Deflasyon kısır döngüsü
Bunlar bizi bir süre meşgul edecektir. Bir daha fırsat bulamayabilirim diyerek geçen yazıda başladığım “Büyük Buhran” sohbetini sürdürmeye karar verdim. Özellikle gençlerin 1929 Krizi ve sonrasını iyi kavramasını çok önemsiyorum.
John Hopkins Üniversitesi Öğretim Üyesi Steve Hanke’den daha önce birkaç kez söz etmiştim. Para Kurulu’nu (yani sabit kur rejimini) savunur. Sağolsun yazılarını bana yolluyor. Aşağıdaki tabloyu GlobeAsia dergisinde çıkan (Aralık sayısı) yazısından aldım.
Mali kriz son derece tehlikeli bir kısır döngüyü devreye sokar. Talepteki düşüş yatırımları azaltır. Bu tekrar talebi vurur. Fiyatlarda düşüş yani deflasyon başlar. Deflasyon ise reel faizi yükseltir. Yatırımlar tekrar kısılır. Talep, üretim ve fiyatlar tekrar düşer.
Bu kısır döngünün en iyi örneği “Büyük Buhran” dönemidir.

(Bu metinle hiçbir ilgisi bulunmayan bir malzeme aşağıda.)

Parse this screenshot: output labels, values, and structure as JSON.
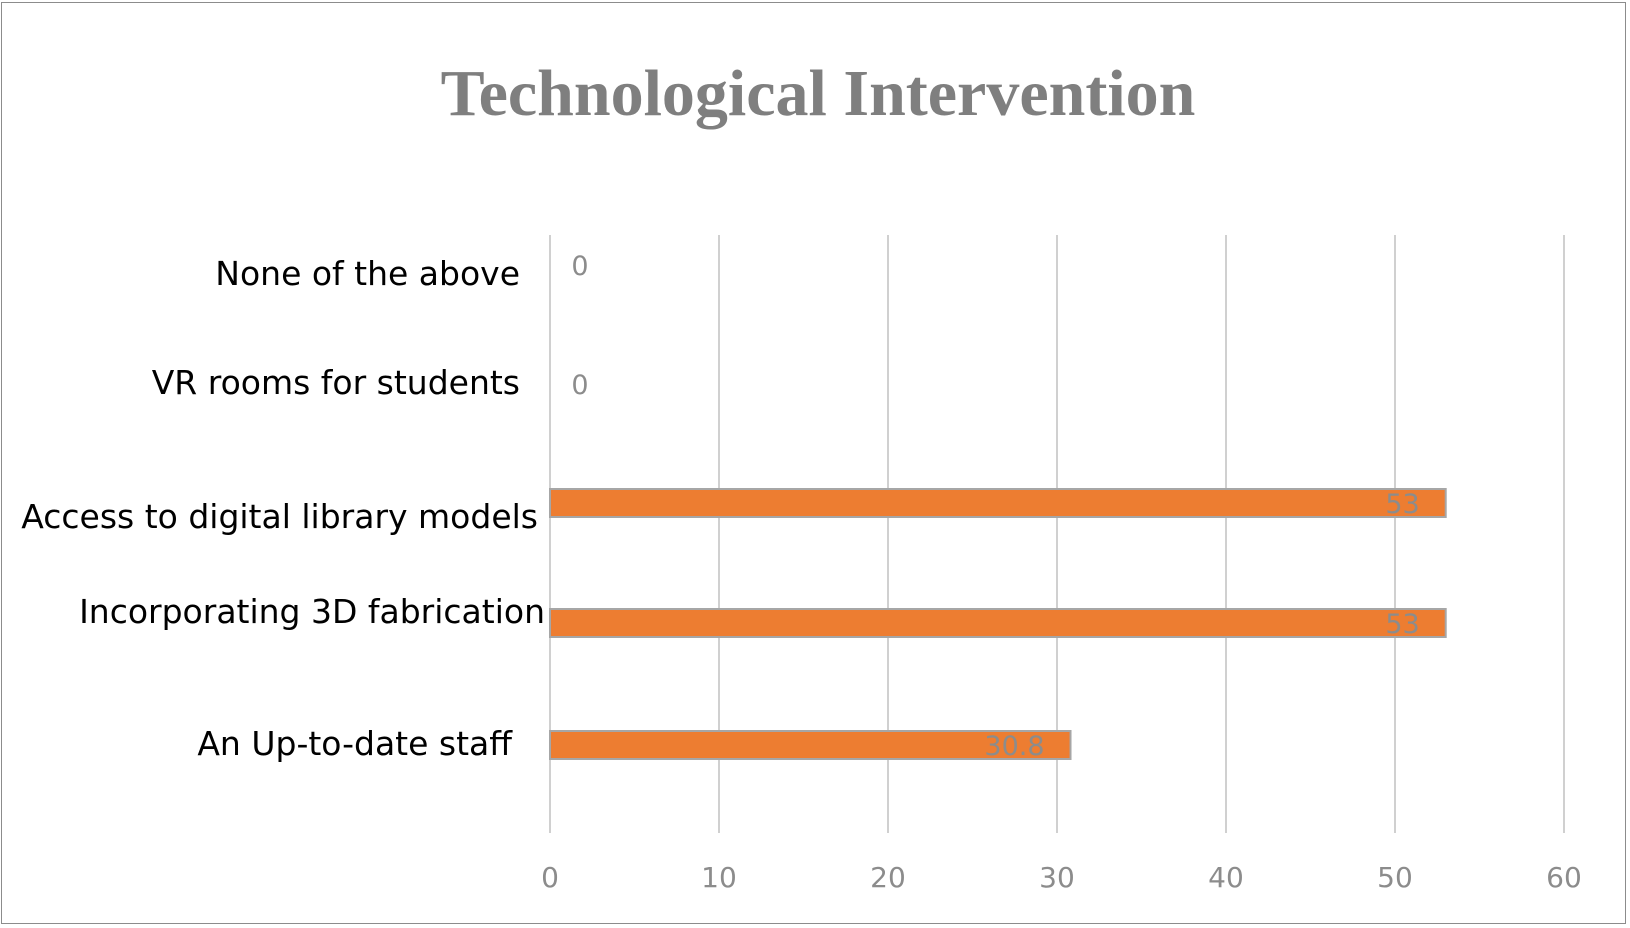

Verileri aşağıdaki tabloda izleyebilirsiniz.
Faiz gelirlerinde artış
1929’la 1933’ü karşılaştırıyoruz. Tablonun alt kısmında cari fiyatlarla milli gelir ve yatırım yer alıyor. 1929’dan 1933’e milli gelir yüzde 53 düşüyor. Bunun takriben yarısı üretimdeki azalmadan diğer yarısı deflasyondan kaynaklanıyor.
Buna karşılık yatırımlardaki düşüş yüzde 90’a ulaşıyor. Yatırımların milli gelire oranı 1929’da yüzde 19.6’dan 1933’te yüzde 4.4’e geriliyor. Bu düzeyde yatırımların amortismanı karşılamadığı, yani fiilen sermaye stoğunun azaldığı hesaplanıyor.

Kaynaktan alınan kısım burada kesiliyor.